У Мерло-Понти ответ не вызывает сомнений: он его сформулировал в «Гуманизме и терроре». В этой книге он признает релятивизм исторического восприятия или жизненного опыта истории и вместе с тем добавляет, что история имеет смысл лишь в том случае, если она ведет к реализации того, что он называет «подлинной интерсубъективностью». Вот более философское объяснение: можно сказать, что история имеет смысл лишь в той мере, в какой она ведет к взаимному признанию людей, и история представляется разумный именно потому, что коммунистическое движение ведет к этому взаимному признанию. Отсюда альтернатива: либо коммунизм, основанный на пролетарском опыте, ведет к «подлинной интерсубъективности», к взаимному признанию людей, либо история не имеет смысла и представляет собой абсурд. Вообще можно выразиться и так: либо марксизм становится истинным, либо история лишена смысла. Иными словами, либо марксизм становится истинным, либо история, согласно Шекспиру, — это шумный и яростный рассказ, переданный идиотом и лишенный смысла.

Благодаря этому, то есть признанию пролетариата как носителя единственного универсального жизненного опыта, осуществлению «подлинной интерсубъективности» с помощью пролетарского движения Мерло- Понти может придать смысл истории: преодолеть смыслы, которые различные исторические субъекты придают своему жизненному опыту и изложить условия, в которых эти разнообразные смыслы могут быть сведены к одному смыслу, представляющему собой осуществление «подлинной интерсубъективности».

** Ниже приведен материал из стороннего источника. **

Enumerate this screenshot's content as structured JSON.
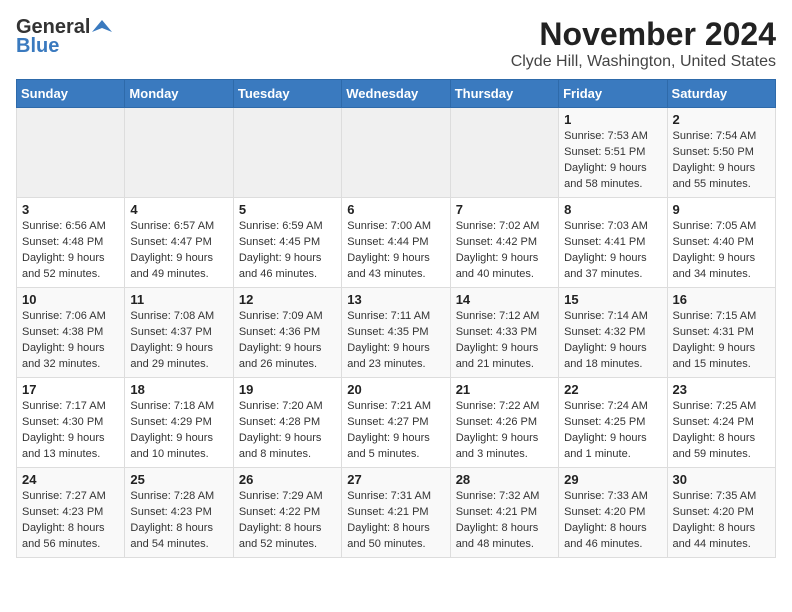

Стало быть, Мерло-Понти, как и Сартр, исходя из абсолютного индивидуализма свободного сознания, не может обнаружить детерминизм и возможность предвидения. Они оба не могут вновь обрести детерминистский марксизм и возможность предвидения будущего, потому что такая возможность потребовала бы свободы человека и желания обоих спасти свободу сознания. Конечно, они могут сказать в соответствии с марксистским тезисом, что либо пролетарское коммунистическое движение приведет к признанию человека человеком, либо история не имеет смысла (социализм или варварство). Но остается выяснить, почему это должно произойти в XX или в середине XX в., а не в середине XXI или XXII в.: Сартр и Мерло-Понти не могут снова найти как раз объективированный детерминизм, ибо именно такой детерминизм может предсказать будущее.

Позиция Мерло-Понти содержит и такую трудность: история, исследуемая, исходя из множества субъектов, имеет не один, а много смыслов. Но не очевидно, что можно довольствоваться тезисом о множестве смыслов.

Как бы там ни было, в отличие от ортодоксального марксизма или даже от марксизма Маркса, экзистенциализированный марксизм не предлагает законов истории и всеобщего детерминизма. И вообще он даже не желает говорить об Истории с большой буквы в той мере, в какой термин «История» включает в себя возможность становления смысла или смыслов на протяжении всего исторического развития. Как бы ни старались экзистенциалисты найти эквивалент марксизма, исходя из противоположных мотивов, имеется предел успеха: они никогда вновь не смогут воспроизвести объективированную и направляемую законами историю. Короче говоря, они никогда не обнаружат детерминизм. Как у Мерло-Понти, так и у Сартра также есть «квазиобъективность», «квазиприрода», созданная действиями людей, выкристаллизовавшимися в социальные институты, есть «квазидетерминизм» сознаний окружающей средой. Но я всегда говорил: «квазидетерминизм», потому что свобода, в понимании Сартра, сохраняется в той мере, в какой окружающая среда толкает или побуждает, но не детерминирует. Вместе с тем свобода существует только в той мере, в какой существуют замыслы или замысел, смыслы, но не смысл.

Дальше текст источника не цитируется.